Adrenal venous sampling (AVS) is the gold standard test to differentiate the unilateral from the bilateral form in patients with primary aldosteronism (PA) although it may be a difficult procedure, especially the successful cannulation of the right adrenal vein. In this report, we describe a 49-year-old female patient diagnosed with PA, after investigating resistant hypertension and refractory hypokalemia. Abdominal computed tomography scan revealed a 2.5 cm adenoma on the right adrenal vein. AVS was performed under cosyntropin infusion. Aldosterone and cortisol concentrations were obtained from the right and left adrenal veins and inferior vena cava (IVC). Cortisol on each adrenal vein divided by cortisol on IVC confirmed successful cannulation of the left side only, which makes it impossible to calculate the lateralization index (LI). From the data on the left adrenal vein and IVC, the aldosterone-to-cortisol ratio divided by the IVC aldosterone-to-cortisol ratio was less than 1.0, suggesting that the left adrenal vein was suppressed with the excess aldosterone originating from the contralateral side (contralateral suppression index (CSI)). Right adrenalectomy was performed; postoperative hypoaldosteronism was confirmed. This report highlights the importance of CSI obtained in AVS when technical difficulties occur making it impossible to obtain LI, which is most commonly used to decide between surgical and clinical management of PA.

1. Introduction

Primary aldosteronism (PA), with its prevalence reaching 20% of patients with resistant hypertension, is the most common curable form of secondary hypertension in patients referred to specialized centers [1]. The two most common causes of PA are idiopathic aldosteronism (IHA), which is best treated with an aldosterone antagonist, and unilateral aldosterone-producing adenoma (APA), which can be potentially cured by surgery. However, differentiation between these two diseases remains challenging, given that reliance on adrenal images only can lead to about 37.8% of inaccurate results [2].

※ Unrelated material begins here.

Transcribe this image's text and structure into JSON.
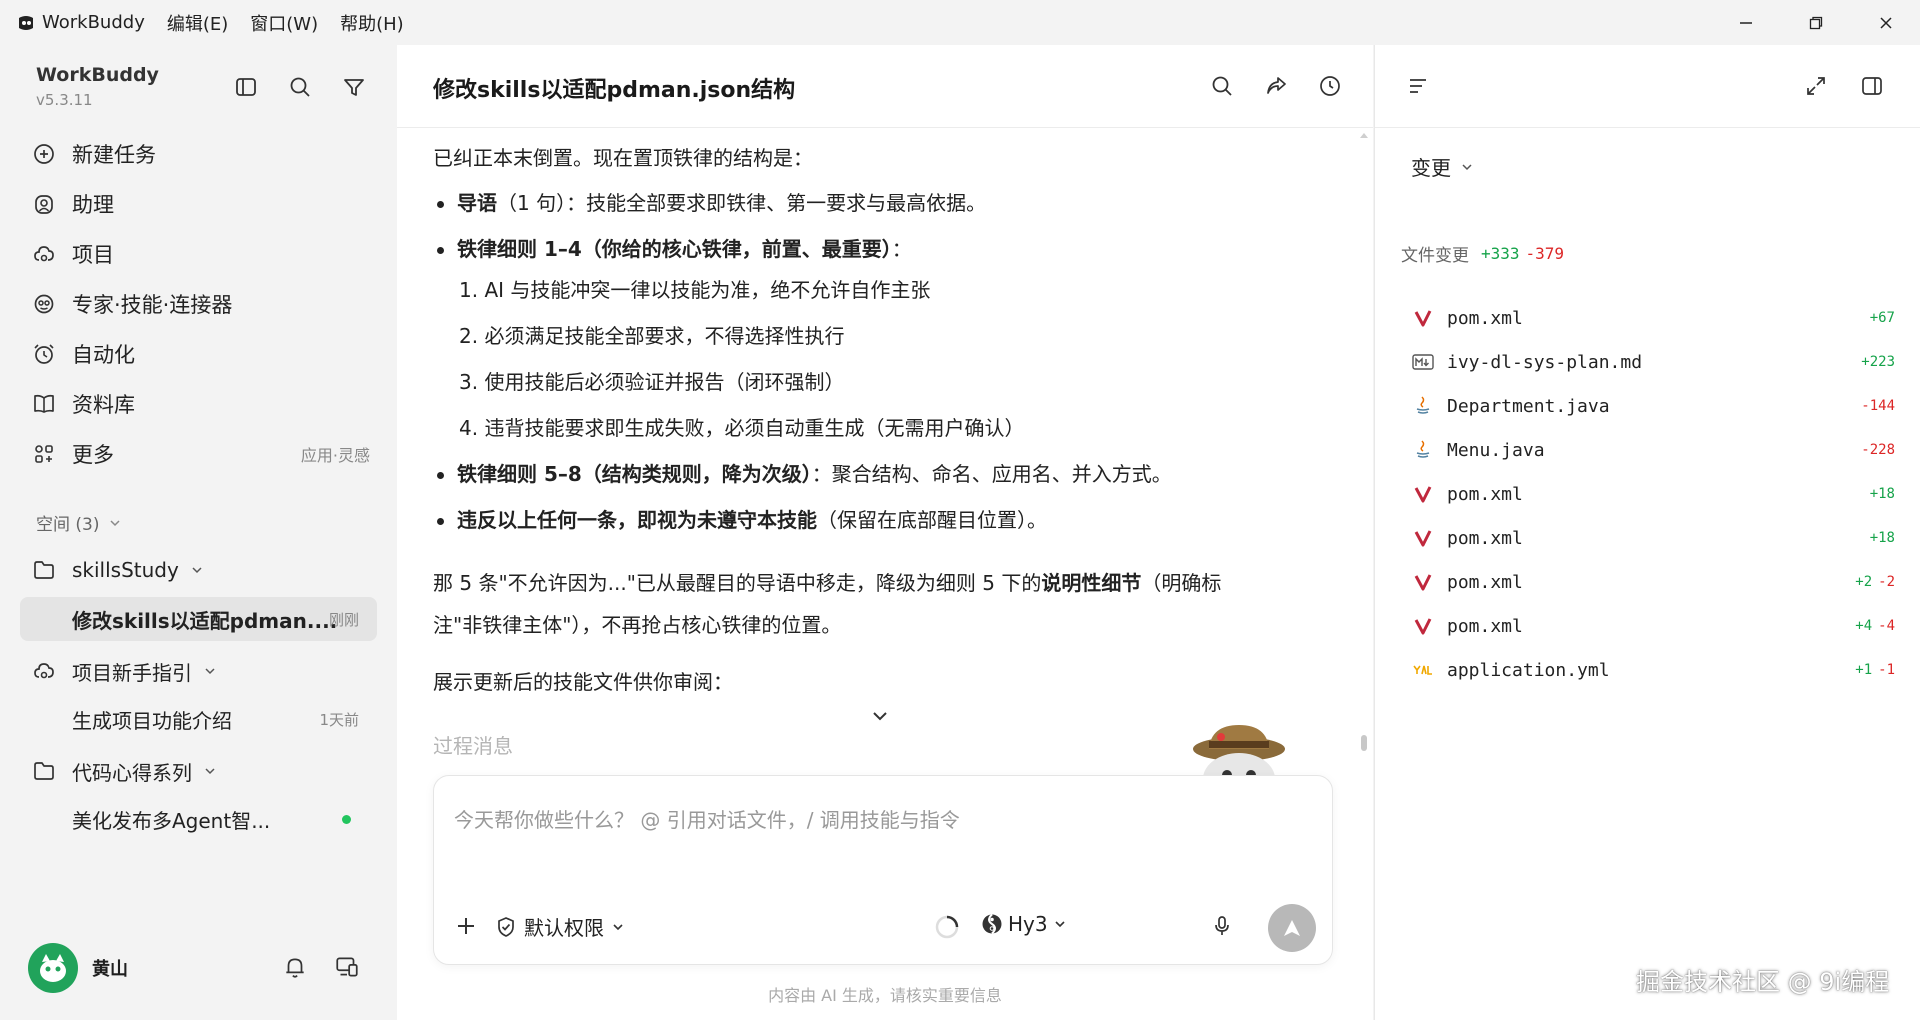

Adrenal venous sampling (AVS) remains the gold standard test to differentiate between the most common causes of PA. However, it is a technically demanding procedure, which has a high rate of failure even in centers with experts, leading to about 69.5% of unsuccessful or unilaterally selective exams in a German report [3]. Although several protocols have been studied to improve the accuracy of catheterization, interpretation of results with contralateral suppression index (CSI) remains debatable.

Our case describes a patient whose diagnosis of unilateral APA was made through the presence of contralateral suppression criteria on AVS results.

2. Case Presentation

A 49-year-old female patient was referred to our Endocrinology Service for investigation of resistant hypertension, which had been present since she was 33 years of age, and persistent hypokalemia. She was on clonidine (0.3 mg/day), hydralazine (150 mg/day), methyldopa (450 mg/day), and diltiazem (180 mg/day). Her medical background included a history of chronic kidney disease (CKD) stage IV and family history of hypertension. Her physical examination was normal, except for high blood pressure (190 × 130 mmHg) and an overweight body mass index (BMI) (26 kg/m2).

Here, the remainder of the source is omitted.